Young people are still struggling in the shadow of the pandemic

Like many other young people, Amelie believes that the Covid-19 pandemic – and the succession of lockdowns and restrictions – marked a ‘turning point’ for her mental health.

“I came face to face with everything I had suppressed – and it caused a huge depression,” the French university student, who was 19 years old when the pandemic broke out in 2020, told AFP.

Five years later, Amelie is still receiving treatment for her mental health. She did not want to give her last name for fear it could affect future job openings.

But she is far from the only one still struggling with the lasting psychological effects of the Covid era.

Research has found that younger people, who were forced into isolation during one of the most social times of their lives, took the biggest hit to their mental health during the pandemic.

In France, a fifth of 18-24 year olds experienced an episode of depression in 2021, according to a survey by the country’s public health agency.

In the United States, 37 percent of high school students reported experiencing poor mental health in the same year, according to the Centers for Disease Control and Prevention.

And a recent study of more than 700,000 Finnish teenagers, published in the journal The Lancet Psychiatry, yielded similar findings.

“The proportion of participants with symptoms of generalized anxiety, depression and social anxiety… increased from pre-Covid-19 pandemic levels through 2021 and remained at these higher levels in 2023,” the report said.

– ‘Long tail of challenges’ –

The consequences of the pandemic are also being felt by the next generation.

Some children who just started school five years ago have experienced problems with learning and emotional development.

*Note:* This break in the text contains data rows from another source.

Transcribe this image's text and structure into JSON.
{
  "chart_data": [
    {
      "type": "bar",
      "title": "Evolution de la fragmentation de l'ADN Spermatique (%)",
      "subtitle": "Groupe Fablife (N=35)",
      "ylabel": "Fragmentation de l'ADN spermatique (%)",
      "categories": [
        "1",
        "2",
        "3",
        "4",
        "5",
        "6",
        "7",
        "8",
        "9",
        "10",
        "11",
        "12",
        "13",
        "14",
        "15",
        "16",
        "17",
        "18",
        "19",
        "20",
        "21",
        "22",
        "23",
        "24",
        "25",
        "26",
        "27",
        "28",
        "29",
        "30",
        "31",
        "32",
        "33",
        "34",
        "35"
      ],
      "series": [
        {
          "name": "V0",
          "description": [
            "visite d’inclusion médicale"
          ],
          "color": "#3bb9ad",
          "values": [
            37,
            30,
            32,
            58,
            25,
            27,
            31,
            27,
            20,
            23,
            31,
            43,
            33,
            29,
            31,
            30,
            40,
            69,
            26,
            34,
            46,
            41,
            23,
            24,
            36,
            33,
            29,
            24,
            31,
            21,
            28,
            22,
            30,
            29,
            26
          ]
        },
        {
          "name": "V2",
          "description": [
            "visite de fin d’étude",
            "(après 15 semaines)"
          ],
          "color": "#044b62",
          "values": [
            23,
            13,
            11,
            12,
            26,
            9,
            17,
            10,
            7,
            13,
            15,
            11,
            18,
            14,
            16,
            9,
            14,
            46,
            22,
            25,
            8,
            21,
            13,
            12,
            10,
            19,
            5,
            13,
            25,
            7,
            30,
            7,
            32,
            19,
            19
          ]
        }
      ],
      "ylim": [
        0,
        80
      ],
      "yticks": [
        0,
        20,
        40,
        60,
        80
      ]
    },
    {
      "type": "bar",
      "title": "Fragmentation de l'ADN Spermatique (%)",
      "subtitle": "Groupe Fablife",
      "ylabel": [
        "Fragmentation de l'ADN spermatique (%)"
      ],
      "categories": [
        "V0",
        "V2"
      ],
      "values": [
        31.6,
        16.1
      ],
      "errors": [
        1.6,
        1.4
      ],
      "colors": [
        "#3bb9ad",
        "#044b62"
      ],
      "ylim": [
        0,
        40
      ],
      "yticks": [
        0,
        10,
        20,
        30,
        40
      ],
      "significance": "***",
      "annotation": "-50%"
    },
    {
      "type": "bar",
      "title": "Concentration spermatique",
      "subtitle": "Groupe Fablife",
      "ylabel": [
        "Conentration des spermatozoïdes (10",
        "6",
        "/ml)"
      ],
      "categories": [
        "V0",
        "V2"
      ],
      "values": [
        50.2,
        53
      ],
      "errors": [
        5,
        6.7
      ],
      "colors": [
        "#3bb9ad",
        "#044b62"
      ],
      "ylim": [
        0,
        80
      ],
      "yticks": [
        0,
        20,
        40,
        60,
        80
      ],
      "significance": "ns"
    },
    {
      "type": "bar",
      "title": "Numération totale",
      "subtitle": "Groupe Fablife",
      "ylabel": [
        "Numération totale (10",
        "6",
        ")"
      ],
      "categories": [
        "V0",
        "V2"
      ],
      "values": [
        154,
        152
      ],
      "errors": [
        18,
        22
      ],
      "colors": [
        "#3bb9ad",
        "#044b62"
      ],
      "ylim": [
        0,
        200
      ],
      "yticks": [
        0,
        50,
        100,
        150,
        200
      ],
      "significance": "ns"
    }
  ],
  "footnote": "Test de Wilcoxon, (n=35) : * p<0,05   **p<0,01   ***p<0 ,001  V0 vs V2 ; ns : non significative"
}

A 2023 review of about 40 studies from 15 countries published in the journal Nature Human Behavior found that children had still not caught up to significant delays in their learning.

“It’s a real generational problem,” says the study’s lead author, Bastian Betthauser.

These problems appear to continue well beyond the Covid years.

Britain saw unprecedented levels of school absenteeism in the 2023/2024 academic year, according to the country’s education body Ofsted, which lamented that a post-pandemic ‘change in attitudes’ meant school attendance is now ‘viewed more casually’ .

Simon Kidwell, headteacher at Hartford Manor primary school in Cheshire, north-west England, said the pandemic had presented a “long series of challenges”.

“Academically, we caught up quite quickly,” he told AFP.

“However, we have seen a huge spike in the number of children needing access to mental health care,” he added.

There has also been a “huge increase” in the number of children with special educational needs or who need extra support for behavioral problems, Kidwell said.

Once they started school, younger children also had more problems with speech and language, he added.

Some young students with attention deficit hyperactivity disorder (ADHD) or autism spectrum disorder (ASD) may have had a different response to the time off.

Selina Warlow, a psychologist who works with children suffering from the disorders at a clinic in Farnham, near London, said that “many autistic children have loved being in lockdown”.

“The school environment is really overwhelming. It’s loud. It’s busy. It’s very difficult for them to be in a class with 30 other children,” she told AFP.

Some may wonder, “Why would I put myself back into that?” she said, highlighting that other students with these disorders found it difficult to lose the structure and routine of school.

The pandemic also meant that many young children were “not getting the early support they needed”, she added.

“Intervening in those very early years can have a huge impact on the child.”